Criteria for Pluricentricity

At least one of the following six criteria must be met to constitute a pluricentric language. Full pluricentricity is achieved if all criteria are fulfilled. However, if criteria (1) is fulfilled, this constitutes formal pluricentricity. Most pluricentric languages only fulfill some criteria, as their pluricentricity is still developing.

The following list is based on Clyne (1992: 1), Muhr (2012: 30) and Muhr (2016: 16).

  1. Occurrence:

    A certain language occurs in at least two nations that function as “interacting centres”. The national varieties function as norm-setting centres.

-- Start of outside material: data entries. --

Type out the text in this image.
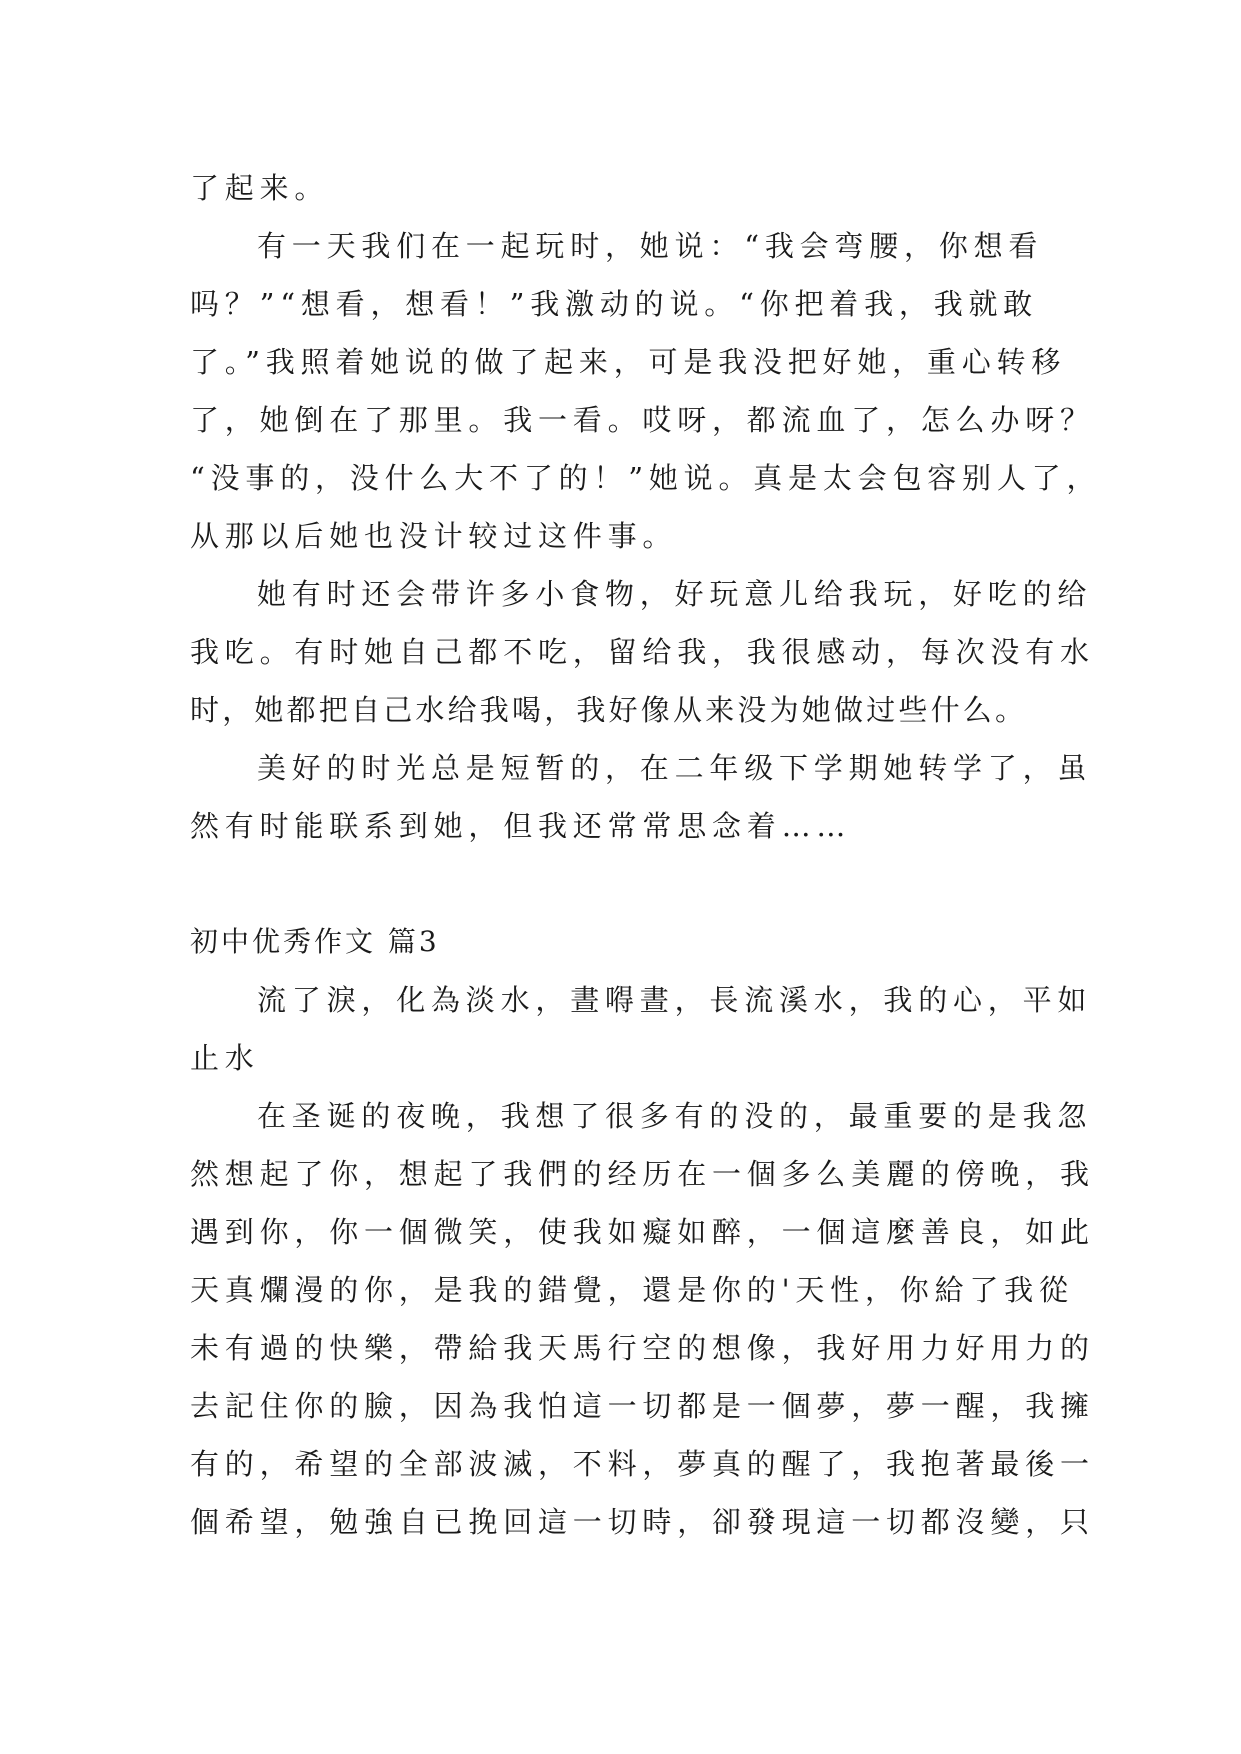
了起来。
有一天我们在一起玩时，她说：“我会弯腰，你想看
吗？”“想看，想看！”我激动的说。“你把着我，我就敢
了。”我照着她说的做了起来，可是我没把好她，重心转移
了，她倒在了那里。我一看。哎呀，都流血了，怎么办呀？
“没事的，没什么大不了的！”她说。真是太会包容别人了，
从那以后她也没计较过这件事。
她有时还会带许多小食物，好玩意儿给我玩，好吃的给
我吃。有时她自己都不吃，留给我，我很感动，每次没有水
时，她都把自己水给我喝，我好像从来没为她做过些什么。
美好的时光总是短暂的，在二年级下学期她转学了，虽
然有时能联系到她，但我还常常思念着……
初中优秀作文 篇3
流了淚，化為淡水，晝嘚晝，長流溪水，我的心，平如
止水
在圣诞的夜晚，我想了很多有的没的，最重要的是我忽
然想起了你，想起了我們的经历在一個多么美麗的傍晚，我
遇到你，你一個微笑，使我如癡如醉，一個這麼善良，如此
天真爛漫的你，是我的錯覺，還是你的'天性，你給了我從
未有過的快樂，帶給我天馬行空的想像，我好用力好用力的
去記住你的臉，因為我怕這一切都是一個夢，夢一醒，我擁
有的，希望的全部波滅，不料，夢真的醒了，我抱著最後一
個希望，勉強自已挽回這一切時，卻發現這一切都沒變，只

  2. Official Status or strong ethnolinguistic awareness:

    (2.1) The language has an official status in at least 2 nations either as
    (a) state-language or (e.g. German in Austria and Germany);
    (b) co-state language (e.g. German, French and Italian in Switzerland) or at least as
    (c) a regional language (e.g. German in Italy: South Tyrol, Catalan in France: etc.).
    The language therefore must have official recognition that exceeds the status of a minority language, as it otherwise cannot function as a norm-setting centre.

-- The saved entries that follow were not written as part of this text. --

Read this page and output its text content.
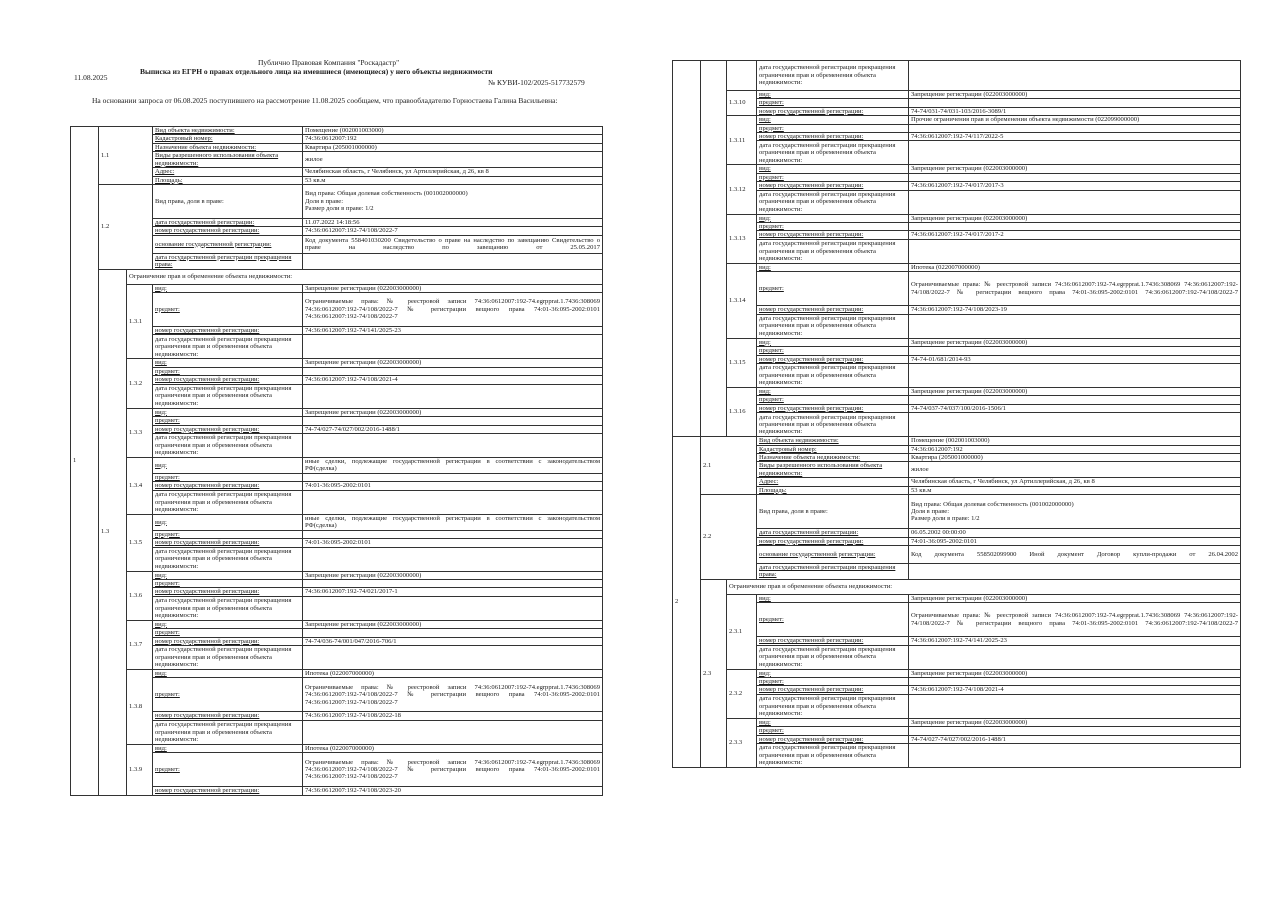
Публично Правовая Компания "Роскадастр"
11.08.2025
Выписка из ЕГРН о правах отдельного лица на имевшиеся (имеющиеся) у него объекты недвижимости
№ КУВИ-102/2025-517732579
На основании запроса от 06.08.2025 поступившего на рассмотрение 11.08.2025 сообщаем, что правообладателю Горностаева Галина Васильевна:
1	1.1		Вид объекта недвижимости:	Помещение (002001003000)
			Кадастровый номер:	74:36:0612007:192
			Назначение объекта недвижимости:	Квартира (205001000000)
			Виды разрешенного использования объекта недвижимости:	жилое
			Адрес:	Челябинская область, г Челябинск, ул Артиллерийская, д 26, кв 8
			Площадь:	53 кв.м
	1.2		Вид права, доля в праве:	Вид права: Общая долевая собственность (001002000000)
Доля в праве:
Размер доли в праве: 1/2

			дата государственной регистрации:	11.07.2022 14:18:56
			номер государственной регистрации:	74:36:0612007:192-74/108/2022-7
			основание государственной регистрации:	Код документа 558401030200 Свидетельство о праве на наследство по завещанию Свидетельство о праве на наследство по завещанию от 25.05.2017
			дата государственной регистрации прекращения права:	
	1.3	Ограничение прав и обременение объекта недвижимости:		
		1.3.1	вид:	Запрещение регистрации (022003000000)
			предмет:	Ограничиваемые права: № реестровой записи 74:36:0612007:192-74.egrpprat.1.7436:308069 74:36:0612007:192-74/108/2022-7 № регистрации вещного права 74:01-36:095-2002:0101 74:36:0612007:192-74/108/2022-7
			номер государственной регистрации:	74:36:0612007:192-74/141/2025-23
			дата государственной регистрации прекращения ограничения прав и обременения объекта недвижимости:	
		1.3.2	вид:	Запрещение регистрации (022003000000)
			предмет:	
			номер государственной регистрации:	74:36:0612007:192-74/108/2021-4
			дата государственной регистрации прекращения ограничения прав и обременения объекта недвижимости:	
		1.3.3	вид:	Запрещение регистрации (022003000000)
			предмет:	
			номер государственной регистрации:	74-74/027-74/027/002/2016-1488/1
			дата государственной регистрации прекращения ограничения прав и обременения объекта недвижимости:	
		1.3.4	вид:	иные сделки, подлежащие государственной регистрации в соответствии с законодательством РФ(сделка)
			предмет:	
			номер государственной регистрации:	74:01-36:095-2002:0101
			дата государственной регистрации прекращения ограничения прав и обременения объекта недвижимости:	
		1.3.5	вид:	иные сделки, подлежащие государственной регистрации в соответствии с законодательством РФ(сделка)
			предмет:	
			номер государственной регистрации:	74:01-36:095-2002:0101
			дата государственной регистрации прекращения ограничения прав и обременения объекта недвижимости:	
		1.3.6	вид:	Запрещение регистрации (022003000000)
			предмет:	
			номер государственной регистрации:	74:36:0612007:192-74/021/2017-1
			дата государственной регистрации прекращения ограничения прав и обременения объекта недвижимости:	
		1.3.7	вид:	Запрещение регистрации (022003000000)
			предмет:	
			номер государственной регистрации:	74-74/036-74/001/047/2016-706/1
			дата государственной регистрации прекращения ограничения прав и обременения объекта недвижимости:	
		1.3.8	вид:	Ипотека (022007000000)
			предмет:	Ограничиваемые права: № реестровой записи 74:36:0612007:192-74.egrpprat.1.7436:308069 74:36:0612007:192-74/108/2022-7 № регистрации вещного права 74:01-36:095-2002:0101 74:36:0612007:192-74/108/2022-7
			номер государственной регистрации:	74:36:0612007:192-74/108/2022-18
			дата государственной регистрации прекращения ограничения прав и обременения объекта недвижимости:	
		1.3.9	вид:	Ипотека (022007000000)
			предмет:	Ограничиваемые права: № реестровой записи 74:36:0612007:192-74.egrpprat.1.7436:308069 74:36:0612007:192-74/108/2022-7 № регистрации вещного права 74:01-36:095-2002:0101 74:36:0612007:192-74/108/2022-7
			номер государственной регистрации:	74:36:0612007:192-74/108/2023-20
			дата государственной регистрации прекращения ограничения прав и обременения объекта недвижимости:	
		1.3.10	вид:	Запрещение регистрации (022003000000)
			предмет:	
			номер государственной регистрации:	74-74/031-74/031-103/2016-3089/1
		1.3.11	вид:	Прочие ограничения прав и обременения объекта недвижимости (022099000000)
			предмет:	
			номер государственной регистрации:	74:36:0612007:192-74/117/2022-5
			дата государственной регистрации прекращения ограничения прав и обременения объекта недвижимости:	
		1.3.12	вид:	Запрещение регистрации (022003000000)
			предмет:	
			номер государственной регистрации:	74:36:0612007:192-74/017/2017-3
			дата государственной регистрации прекращения ограничения прав и обременения объекта недвижимости:	
		1.3.13	вид:	Запрещение регистрации (022003000000)
			предмет:	
			номер государственной регистрации:	74:36:0612007:192-74/017/2017-2
			дата государственной регистрации прекращения ограничения прав и обременения объекта недвижимости:	
		1.3.14	вид:	Ипотека (022007000000)
			предмет:	Ограничиваемые права: № реестровой записи 74:36:0612007:192-74.egrpprat.1.7436:308069 74:36:0612007:192-74/108/2022-7 № регистрации вещного права 74:01-36:095-2002:0101 74:36:0612007:192-74/108/2022-7
			номер государственной регистрации:	74:36:0612007:192-74/108/2023-19
			дата государственной регистрации прекращения ограничения прав и обременения объекта недвижимости:	
		1.3.15	вид:	Запрещение регистрации (022003000000)
			предмет:	
			номер государственной регистрации:	74-74-01/681/2014-93
			дата государственной регистрации прекращения ограничения прав и обременения объекта недвижимости:	
		1.3.16	вид:	Запрещение регистрации (022003000000)
			предмет:	
			номер государственной регистрации:	74-74/037-74/037/100/2016-1506/1
			дата государственной регистрации прекращения ограничения прав и обременения объекта недвижимости:	
2	2.1		Вид объекта недвижимости:	Помещение (002001003000)
			Кадастровый номер:	74:36:0612007:192
			Назначение объекта недвижимости:	Квартира (205001000000)
			Виды разрешенного использования объекта недвижимости:	жилое
			Адрес:	Челябинская область, г Челябинск, ул Артиллерийская, д 26, кв 8
			Площадь:	53 кв.м
	2.2		Вид права, доля в праве:	Вид права: Общая долевая собственность (001002000000)
Доля в праве:
Размер доли в праве: 1/2

			дата государственной регистрации:	06.05.2002 00:00:00
			номер государственной регистрации:	74:01-36:095-2002:0101
			основание государственной регистрации:	Код документа 558502099900 Иной документ Договор купли-продажи от 26.04.2002
			дата государственной регистрации прекращения права:	
	2.3	Ограничение прав и обременение объекта недвижимости:		
		2.3.1	вид:	Запрещение регистрации (022003000000)
			предмет:	Ограничиваемые права: № реестровой записи 74:36:0612007:192-74.egrpprat.1.7436:308069 74:36:0612007:192-74/108/2022-7 № регистрации вещного права 74:01-36:095-2002:0101 74:36:0612007:192-74/108/2022-7
			номер государственной регистрации:	74:36:0612007:192-74/141/2025-23
			дата государственной регистрации прекращения ограничения прав и обременения объекта недвижимости:	
		2.3.2	вид:	Запрещение регистрации (022003000000)
			предмет:	
			номер государственной регистрации:	74:36:0612007:192-74/108/2021-4
			дата государственной регистрации прекращения ограничения прав и обременения объекта недвижимости:	
		2.3.3	вид:	Запрещение регистрации (022003000000)
			предмет:	
			номер государственной регистрации:	74-74/027-74/027/002/2016-1488/1
			дата государственной регистрации прекращения ограничения прав и обременения объекта недвижимости:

    (2.2) In nations where the national variety of a PCL does not have the appropriate formal status (criteria a-c above), strong linguistic awareness of the language community acts as a replacement for the acknowledgement and the official status. Examples for this are Western Armenian, Hungarian in Slovakia, Romania, Serbia etc. and PCLs like Kurdish and Yiddish that are completely or partly nationless.

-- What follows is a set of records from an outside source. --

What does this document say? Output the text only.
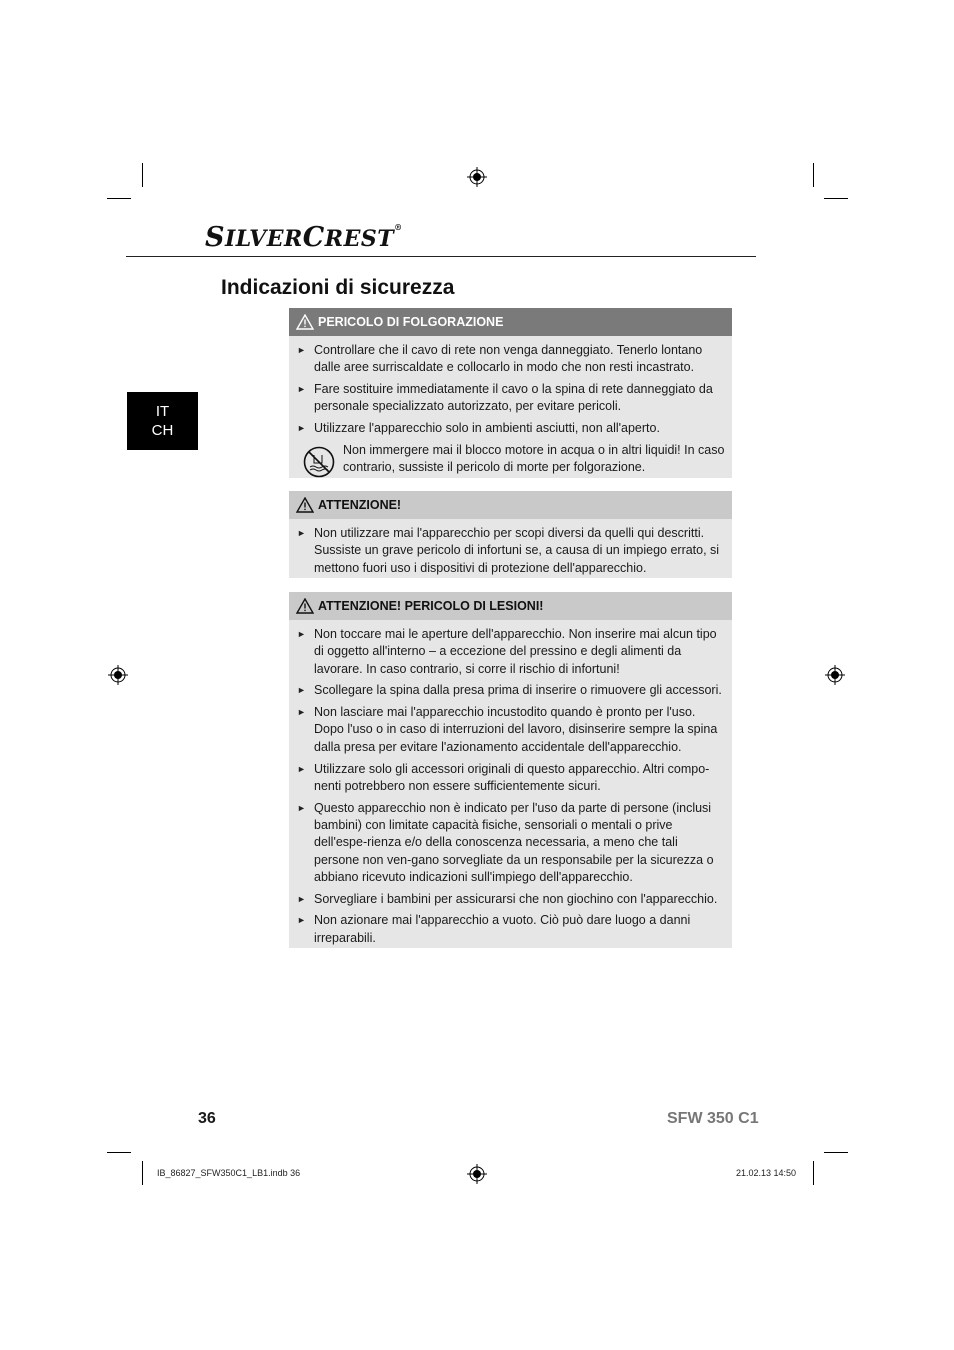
SILVERCREST®
Indicazioni di sicurezza
IT
CH
PERICOLO DI FOLGORAZIONE
► Controllare che il cavo di rete non venga danneggiato. Tenerlo lontano dalle aree surriscaldate e collocarlo in modo che non resti incastrato.
► Fare sostituire immediatamente il cavo o la spina di rete danneggiato da personale specializzato autorizzato, per evitare pericoli.
► Utilizzare l'apparecchio solo in ambienti asciutti, non all'aperto.
Non immergere mai il blocco motore in acqua o in altri liquidi! In caso contrario, sussiste il pericolo di morte per folgorazione.
ATTENZIONE!
► Non utilizzare mai l'apparecchio per scopi diversi da quelli qui descritti. Sussiste un grave pericolo di infortuni se, a causa di un impiego errato, si mettono fuori uso i dispositivi di protezione dell'apparecchio.
ATTENZIONE! PERICOLO DI LESIONI!
► Non toccare mai le aperture dell'apparecchio. Non inserire mai alcun tipo di oggetto all'interno – a eccezione del pressino e degli alimenti da lavorare. In caso contrario, si corre il rischio di infortuni!
► Scollegare la spina dalla presa prima di inserire o rimuovere gli accessori.
► Non lasciare mai l'apparecchio incustodito quando è pronto per l'uso. Dopo l'uso o in caso di interruzioni del lavoro, disinserire sempre la spina dalla presa per evitare l'azionamento accidentale dell'apparecchio.
► Utilizzare solo gli accessori originali di questo apparecchio. Altri compo-nenti potrebbero non essere sufficientemente sicuri.
► Questo apparecchio non è indicato per l'uso da parte di persone (inclusi bambini) con limitate capacità fisiche, sensoriali o mentali o prive dell'espe-rienza e/o della conoscenza necessaria, a meno che tali persone non ven-gano sorvegliate da un responsabile per la sicurezza o abbiano ricevuto indicazioni sull'impiego dell'apparecchio.
► Sorvegliare i bambini per assicurarsi che non giochino con l'apparecchio.
► Non azionare mai l'apparecchio a vuoto. Ciò può dare luogo a danni irreparabili.
36	SFW 350 C1
IB_86827_SFW350C1_LB1.indb 36	21.02.13 14:50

  3. Linguistic distance (Abstand):

    The national varieties must have enough linguistic (and/or pragmatic) characteristics that distinguish it from other varieties and by that can serve as a symbol for expressing identity and social uniqueness. Language planning measures usually increase ausbau of endemic features but can also be used to delimit them (as was the case in Belgian Dutch in the 1950s).

  4. Acceptance of pluricentricity:

    The language community must accept the status of its language as a pluricentric variety and consider it as part of its social / national identity.

  5. Relevance for identity:

    The national norm has to be relevant to social identity and must be (to some degree) evident to the language community and lead “to at least some of its own (codified) norms.”Criterion 6: Codification of norms: The linguistic norms of the national variety must be codified in books of reference to a certain degree in order to achieve certainty about common language use and nation-specific features of the PCL. Criterion (6) is an extension to the criteria listed in Muhr (2012). It seems necessary to add this criterion as non-codification is a serious obstacle for the acknowledgement of a NV.

  6. Codification of norms:

    The linguistic norms of the national variety must be codified in books of reference to a certain degree in order to achieve certainty about common language use and nation-specific features of the PCL. Criterion (6) is an extension to the criteria listed in Muhr (2012). It seems necessary to add this as non-codification is a serious obstacle for the acknowledgement of a national variety.

References

Clyne, Michael (1992) (ed.): Pluricentric Languages: Differing Norms in Different Nations. Berlin et. al.: Mouton de Gruyter.

Muhr, Rudolf (2012): Linguistic dominance and non-dominance in pluricentric languages. A typology. In: Rudolf Muhr et. al. (ed.) (2012): p. 415-434.

Muhr, Rudolf (2016): The state of the art of research on pluricentric languages: Where we were and where we are now. In: Rudolf Muhr, Kelen Ernesta Fonyuy, Zeinab Ibrahim, Corey Miller (eds.) (2016): Pluricentric Languages and non-dominant Varieties worldwide. Volume 1: Pluricentric Languages across continents – Features and usage. Wien et. al., Peter Lang Verlag. p. 9-32.